バーマン

バーマン


英語表記
Birman

原産国
ビルマ(ミャンマー)

公認団体
CFA ・ TICA ・ FIFe ・ GCCF

毛種
長毛種

バーマンの歴史

バーマンは、現在のミャンマーであるビルマ原産とされています。9世紀から15世紀までのクメール王朝時代に残された記録の中に、強盗から寺院と高僧を守ろうとした白猫が手先だけを残し金色に輝く毛を与えられたという、バーマンとされる猫の伝説が残されています。

 

20世紀の始めころのミャンマーでは、イギリスや清帝国(現在の中国)が覇権を争って、ミャンマーを支配下に置こうと画策していました。ミャンマー国民の中にはこれに反対する動きもあったため、外国からの圧力と国内の内乱で治安が乱れていました。そういった情勢の中、何者かに襲撃された寺院を警護した2人のイギリス軍人がいました。フランスに住む彼らによよってミャンマーからフランスへ持ち帰った2頭の猫たちが、初めて西欧に渡ったバーマンであったと言われています。
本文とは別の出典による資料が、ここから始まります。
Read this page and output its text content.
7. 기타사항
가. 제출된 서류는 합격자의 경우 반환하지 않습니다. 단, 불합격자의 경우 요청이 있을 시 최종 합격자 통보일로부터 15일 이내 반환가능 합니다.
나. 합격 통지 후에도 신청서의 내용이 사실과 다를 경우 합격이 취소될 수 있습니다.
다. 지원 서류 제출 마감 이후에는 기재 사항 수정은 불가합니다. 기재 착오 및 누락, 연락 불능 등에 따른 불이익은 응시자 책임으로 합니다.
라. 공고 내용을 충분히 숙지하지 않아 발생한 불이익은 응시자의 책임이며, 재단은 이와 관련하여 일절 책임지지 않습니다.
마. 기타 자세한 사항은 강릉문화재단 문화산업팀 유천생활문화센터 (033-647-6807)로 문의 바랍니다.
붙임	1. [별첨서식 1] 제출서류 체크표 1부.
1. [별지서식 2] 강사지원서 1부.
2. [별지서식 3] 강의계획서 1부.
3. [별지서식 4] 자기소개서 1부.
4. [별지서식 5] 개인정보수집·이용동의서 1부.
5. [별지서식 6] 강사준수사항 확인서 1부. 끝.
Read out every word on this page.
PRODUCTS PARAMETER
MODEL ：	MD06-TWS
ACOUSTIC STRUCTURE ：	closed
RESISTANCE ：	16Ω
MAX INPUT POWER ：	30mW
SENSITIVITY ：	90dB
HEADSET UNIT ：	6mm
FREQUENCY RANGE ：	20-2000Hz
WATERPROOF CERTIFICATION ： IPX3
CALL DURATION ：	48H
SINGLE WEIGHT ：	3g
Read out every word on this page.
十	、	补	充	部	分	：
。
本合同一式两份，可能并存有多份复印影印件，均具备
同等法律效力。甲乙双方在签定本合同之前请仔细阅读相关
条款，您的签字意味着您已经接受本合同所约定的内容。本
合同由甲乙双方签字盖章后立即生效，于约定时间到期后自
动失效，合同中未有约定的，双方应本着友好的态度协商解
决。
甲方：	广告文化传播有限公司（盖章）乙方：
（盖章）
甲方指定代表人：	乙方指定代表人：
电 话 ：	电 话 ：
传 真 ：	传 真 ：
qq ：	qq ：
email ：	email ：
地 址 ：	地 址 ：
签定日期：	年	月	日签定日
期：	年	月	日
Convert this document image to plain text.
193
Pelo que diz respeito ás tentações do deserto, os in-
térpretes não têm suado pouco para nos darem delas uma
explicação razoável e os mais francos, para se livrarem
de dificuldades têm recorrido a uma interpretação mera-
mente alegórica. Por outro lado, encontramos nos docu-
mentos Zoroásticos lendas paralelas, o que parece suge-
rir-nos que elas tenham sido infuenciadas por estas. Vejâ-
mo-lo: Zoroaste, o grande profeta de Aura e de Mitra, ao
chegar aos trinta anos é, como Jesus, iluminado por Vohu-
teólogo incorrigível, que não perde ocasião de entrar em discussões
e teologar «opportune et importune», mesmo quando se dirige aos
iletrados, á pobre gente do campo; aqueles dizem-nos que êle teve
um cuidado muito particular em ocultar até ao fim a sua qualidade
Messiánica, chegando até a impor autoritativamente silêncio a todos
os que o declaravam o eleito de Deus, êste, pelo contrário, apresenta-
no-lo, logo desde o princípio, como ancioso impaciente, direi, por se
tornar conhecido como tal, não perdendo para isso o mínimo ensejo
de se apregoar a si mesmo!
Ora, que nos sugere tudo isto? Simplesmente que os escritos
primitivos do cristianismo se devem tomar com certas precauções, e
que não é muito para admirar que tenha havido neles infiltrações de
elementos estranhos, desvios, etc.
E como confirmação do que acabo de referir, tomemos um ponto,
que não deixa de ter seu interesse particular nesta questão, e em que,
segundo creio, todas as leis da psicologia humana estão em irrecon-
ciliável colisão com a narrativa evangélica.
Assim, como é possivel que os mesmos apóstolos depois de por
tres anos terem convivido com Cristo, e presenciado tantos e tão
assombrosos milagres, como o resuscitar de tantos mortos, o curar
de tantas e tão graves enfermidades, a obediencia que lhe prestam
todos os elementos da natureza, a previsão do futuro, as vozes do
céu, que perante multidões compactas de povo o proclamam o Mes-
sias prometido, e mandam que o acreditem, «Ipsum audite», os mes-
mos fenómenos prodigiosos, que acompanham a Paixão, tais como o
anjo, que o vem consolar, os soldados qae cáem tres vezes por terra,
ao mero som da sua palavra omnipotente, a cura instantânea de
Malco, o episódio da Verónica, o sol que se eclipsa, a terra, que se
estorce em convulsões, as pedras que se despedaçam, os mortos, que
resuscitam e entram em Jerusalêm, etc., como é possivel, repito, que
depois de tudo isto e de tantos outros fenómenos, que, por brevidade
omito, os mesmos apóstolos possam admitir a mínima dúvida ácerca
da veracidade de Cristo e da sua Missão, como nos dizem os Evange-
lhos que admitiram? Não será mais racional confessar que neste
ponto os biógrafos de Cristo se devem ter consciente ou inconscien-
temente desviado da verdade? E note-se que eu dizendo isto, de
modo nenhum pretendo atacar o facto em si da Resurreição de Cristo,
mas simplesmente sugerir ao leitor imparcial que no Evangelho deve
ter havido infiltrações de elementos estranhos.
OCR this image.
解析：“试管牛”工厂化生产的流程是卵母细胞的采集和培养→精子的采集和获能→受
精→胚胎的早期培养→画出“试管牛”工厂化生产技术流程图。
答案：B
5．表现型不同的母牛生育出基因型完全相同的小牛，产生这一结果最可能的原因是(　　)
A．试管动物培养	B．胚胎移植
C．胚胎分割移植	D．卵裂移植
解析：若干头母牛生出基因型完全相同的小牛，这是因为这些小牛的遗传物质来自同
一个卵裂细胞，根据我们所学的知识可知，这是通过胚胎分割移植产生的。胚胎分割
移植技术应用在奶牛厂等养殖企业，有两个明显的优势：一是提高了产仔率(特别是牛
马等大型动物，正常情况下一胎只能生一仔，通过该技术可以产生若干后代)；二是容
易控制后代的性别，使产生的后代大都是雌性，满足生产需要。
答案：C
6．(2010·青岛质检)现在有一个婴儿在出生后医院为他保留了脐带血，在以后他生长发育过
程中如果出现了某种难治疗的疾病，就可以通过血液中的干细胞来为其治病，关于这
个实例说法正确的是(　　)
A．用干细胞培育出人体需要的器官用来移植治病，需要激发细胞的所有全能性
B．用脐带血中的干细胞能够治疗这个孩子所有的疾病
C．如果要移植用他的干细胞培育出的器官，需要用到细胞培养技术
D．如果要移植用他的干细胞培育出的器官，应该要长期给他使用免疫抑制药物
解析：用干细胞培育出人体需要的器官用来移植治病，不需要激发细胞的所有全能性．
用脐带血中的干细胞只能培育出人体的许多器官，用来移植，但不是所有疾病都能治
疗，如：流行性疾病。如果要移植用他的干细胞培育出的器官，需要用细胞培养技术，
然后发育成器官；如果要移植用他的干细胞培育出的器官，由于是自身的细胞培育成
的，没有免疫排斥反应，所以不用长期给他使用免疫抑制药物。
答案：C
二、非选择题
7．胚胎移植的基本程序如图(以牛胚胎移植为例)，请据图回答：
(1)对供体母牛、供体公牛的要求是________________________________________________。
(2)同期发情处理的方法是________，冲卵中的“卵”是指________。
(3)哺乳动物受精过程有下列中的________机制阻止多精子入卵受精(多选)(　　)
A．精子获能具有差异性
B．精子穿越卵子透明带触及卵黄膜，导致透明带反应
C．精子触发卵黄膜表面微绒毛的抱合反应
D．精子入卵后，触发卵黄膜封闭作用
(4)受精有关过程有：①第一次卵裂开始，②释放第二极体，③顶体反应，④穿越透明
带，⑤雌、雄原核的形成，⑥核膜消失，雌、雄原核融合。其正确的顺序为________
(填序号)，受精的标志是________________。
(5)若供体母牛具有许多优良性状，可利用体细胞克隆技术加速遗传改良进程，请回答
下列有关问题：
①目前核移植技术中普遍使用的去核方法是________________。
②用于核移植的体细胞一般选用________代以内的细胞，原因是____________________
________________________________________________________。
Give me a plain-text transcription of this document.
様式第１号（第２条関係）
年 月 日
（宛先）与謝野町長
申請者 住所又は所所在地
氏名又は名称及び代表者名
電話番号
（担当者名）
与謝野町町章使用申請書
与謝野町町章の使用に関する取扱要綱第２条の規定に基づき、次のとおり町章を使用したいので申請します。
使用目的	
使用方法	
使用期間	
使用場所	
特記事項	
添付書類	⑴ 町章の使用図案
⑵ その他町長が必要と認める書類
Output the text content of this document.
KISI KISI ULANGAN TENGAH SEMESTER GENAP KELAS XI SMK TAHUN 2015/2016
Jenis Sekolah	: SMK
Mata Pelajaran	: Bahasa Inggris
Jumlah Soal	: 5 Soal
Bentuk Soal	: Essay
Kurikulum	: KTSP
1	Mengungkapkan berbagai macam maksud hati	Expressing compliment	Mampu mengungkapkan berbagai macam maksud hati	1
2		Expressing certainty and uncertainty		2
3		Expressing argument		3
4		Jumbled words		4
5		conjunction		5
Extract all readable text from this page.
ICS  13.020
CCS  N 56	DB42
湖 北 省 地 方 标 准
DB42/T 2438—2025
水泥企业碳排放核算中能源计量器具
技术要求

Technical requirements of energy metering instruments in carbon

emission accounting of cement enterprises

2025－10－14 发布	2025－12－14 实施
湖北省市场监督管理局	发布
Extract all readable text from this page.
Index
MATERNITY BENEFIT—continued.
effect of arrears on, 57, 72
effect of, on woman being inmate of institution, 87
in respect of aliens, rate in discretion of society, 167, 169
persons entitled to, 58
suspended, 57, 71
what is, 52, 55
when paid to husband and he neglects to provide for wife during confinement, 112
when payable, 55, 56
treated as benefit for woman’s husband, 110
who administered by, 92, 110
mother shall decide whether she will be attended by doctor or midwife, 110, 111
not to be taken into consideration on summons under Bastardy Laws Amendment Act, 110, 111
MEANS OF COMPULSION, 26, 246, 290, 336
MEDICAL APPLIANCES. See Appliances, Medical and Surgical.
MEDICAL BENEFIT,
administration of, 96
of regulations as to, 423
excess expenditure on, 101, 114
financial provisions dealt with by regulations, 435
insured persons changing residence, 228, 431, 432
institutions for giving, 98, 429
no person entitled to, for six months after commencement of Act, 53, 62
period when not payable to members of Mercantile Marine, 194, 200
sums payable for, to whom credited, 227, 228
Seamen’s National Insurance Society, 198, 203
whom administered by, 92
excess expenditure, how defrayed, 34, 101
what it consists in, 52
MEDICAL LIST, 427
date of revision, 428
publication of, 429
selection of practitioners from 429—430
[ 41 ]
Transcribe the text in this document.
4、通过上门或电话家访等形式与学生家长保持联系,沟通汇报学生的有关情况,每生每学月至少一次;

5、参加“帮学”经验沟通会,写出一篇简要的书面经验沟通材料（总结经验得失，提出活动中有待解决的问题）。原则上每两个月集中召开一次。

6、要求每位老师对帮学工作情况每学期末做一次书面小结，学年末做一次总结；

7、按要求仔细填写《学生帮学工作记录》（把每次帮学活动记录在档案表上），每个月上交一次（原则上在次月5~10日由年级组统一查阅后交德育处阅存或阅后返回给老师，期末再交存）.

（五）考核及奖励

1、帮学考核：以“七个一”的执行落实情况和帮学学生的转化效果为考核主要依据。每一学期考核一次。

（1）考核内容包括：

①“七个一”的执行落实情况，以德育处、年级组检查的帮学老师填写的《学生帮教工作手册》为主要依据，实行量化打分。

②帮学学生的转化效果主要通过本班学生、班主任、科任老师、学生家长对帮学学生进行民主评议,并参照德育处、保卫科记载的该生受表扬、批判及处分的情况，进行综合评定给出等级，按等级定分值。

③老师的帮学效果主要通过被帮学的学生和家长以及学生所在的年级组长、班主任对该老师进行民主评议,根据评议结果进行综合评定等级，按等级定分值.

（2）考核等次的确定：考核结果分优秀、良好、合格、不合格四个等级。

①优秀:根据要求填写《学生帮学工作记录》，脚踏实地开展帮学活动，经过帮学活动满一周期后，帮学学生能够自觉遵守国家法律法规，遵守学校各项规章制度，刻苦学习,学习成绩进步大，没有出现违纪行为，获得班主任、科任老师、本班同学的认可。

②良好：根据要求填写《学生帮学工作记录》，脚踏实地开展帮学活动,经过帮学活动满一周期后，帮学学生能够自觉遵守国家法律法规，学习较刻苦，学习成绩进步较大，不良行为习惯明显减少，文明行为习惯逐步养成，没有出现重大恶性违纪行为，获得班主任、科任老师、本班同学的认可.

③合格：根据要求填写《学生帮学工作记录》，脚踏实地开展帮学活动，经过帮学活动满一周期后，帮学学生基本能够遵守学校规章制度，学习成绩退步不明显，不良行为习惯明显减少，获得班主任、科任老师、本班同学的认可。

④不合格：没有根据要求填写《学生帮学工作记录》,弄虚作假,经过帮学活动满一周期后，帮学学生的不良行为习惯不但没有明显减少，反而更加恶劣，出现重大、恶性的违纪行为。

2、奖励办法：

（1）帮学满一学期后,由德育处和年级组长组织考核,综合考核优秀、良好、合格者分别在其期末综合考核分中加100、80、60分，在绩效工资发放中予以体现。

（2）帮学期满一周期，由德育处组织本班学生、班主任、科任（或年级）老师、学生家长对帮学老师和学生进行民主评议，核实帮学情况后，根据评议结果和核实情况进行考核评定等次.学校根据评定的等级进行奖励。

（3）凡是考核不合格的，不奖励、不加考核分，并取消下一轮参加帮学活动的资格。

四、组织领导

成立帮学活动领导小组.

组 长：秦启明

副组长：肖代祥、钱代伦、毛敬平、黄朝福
このうち1頭は、移送をしている間に亡くなってしまいました。しかし、もう1頭のバーマンはすでに妊娠しており、この母猫と子猫たちが、バーマンの繁殖の基礎となったのです。

1925年にはフランスの猫血統登録団体がバーマンを公認しました。

しかし、時代は第一次、第二次世界大戦下であり、世界中が食糧難に陥って、バーマンを始めペットの純血猫たちは絶滅の機器に瀕しました。

戦後残っていた純粋なバーマンはたった2頭しかいなかったため、毛色の似ているシャムなどを交雑し、猫種の復活のために計画繁殖されました。当初はシールポイントしかいなかったバーマンは、この時の交雑でブルーポイントなどの新しい毛色が生まれることになりました。

 

バーマンの特徴

バーマンは丸い顔にローマンシェイプと呼ばれる個性的な鼻をもち美しく澄んだ青い目をしています。

中型よりやや大きな猫で標準体重は3~7kg程度です。

被毛はまるでウサギの毛のようにサラサラしています。

最も特徴的なのは、白い手袋と靴下を履いたような四肢の先です。手の方はミトンまたはグローブ、足の方はレースと呼ばれます。

 

バーマンの性格

バーマンは落ち着いていて優しく、大きな体の甘えん坊です。辛抱強いく、人間の子どもとの付き合い方も大変上手です。

家族みんなと仲良くできる猫ですが、気に入った相手には家の中で付きまとうほどの愛情を示します。バーマンは大好きな人の気を引くために、パソコンの入力や新聞を読むこと、洗濯物をたたむことなどのお手伝いをしようとすることがありますが、ほとんど役に立たないでしょう。

 

バーマンの飼い方

バーマンは明るく活発ではありますが、運動量は成猫になると落ち着いてきます。

特に人間とのコミュニケーションを喜ぶようですので、おもちゃなどを使って遊んであげましょう。

 

バーマンは少し太りやすい傾向があり、中高齢になると運動不足で肥満が原因の疾患にかかる可能性もあります。

食事管理はしっかりと行ってあげましょう。

 

ミディアムロングの長毛であってもさらさらしているためもつれることは少ないです。

週に1~2度くらいはコーミングやブラッシングを行ってあげましょう。

 

バーマンの毛色

バーマンの毛色はソリッドでは代表的なシールブラウン、ブルーソリッドや、シルバー、ライラック、チョコレート、クリーム、トーティなどがあります。すべての毛色でポイントを持ちます。

 

バーマンの気を付けたい病気

バーマンには遺伝性疾患がいくつかあります。

命にかかわるほどの重大な疾患は少ないものの、股関節形成不全(歩き方がおかしい、歩行不能になる)、肘や膝の脱臼(関節がゆるくはずれやすい)、先天性貧毛症(成長しても毛量が増えない)、先天性白内障などの眼病、尾端壊死(尻尾の先が血行不良で壊死する)などが時々起きているようです。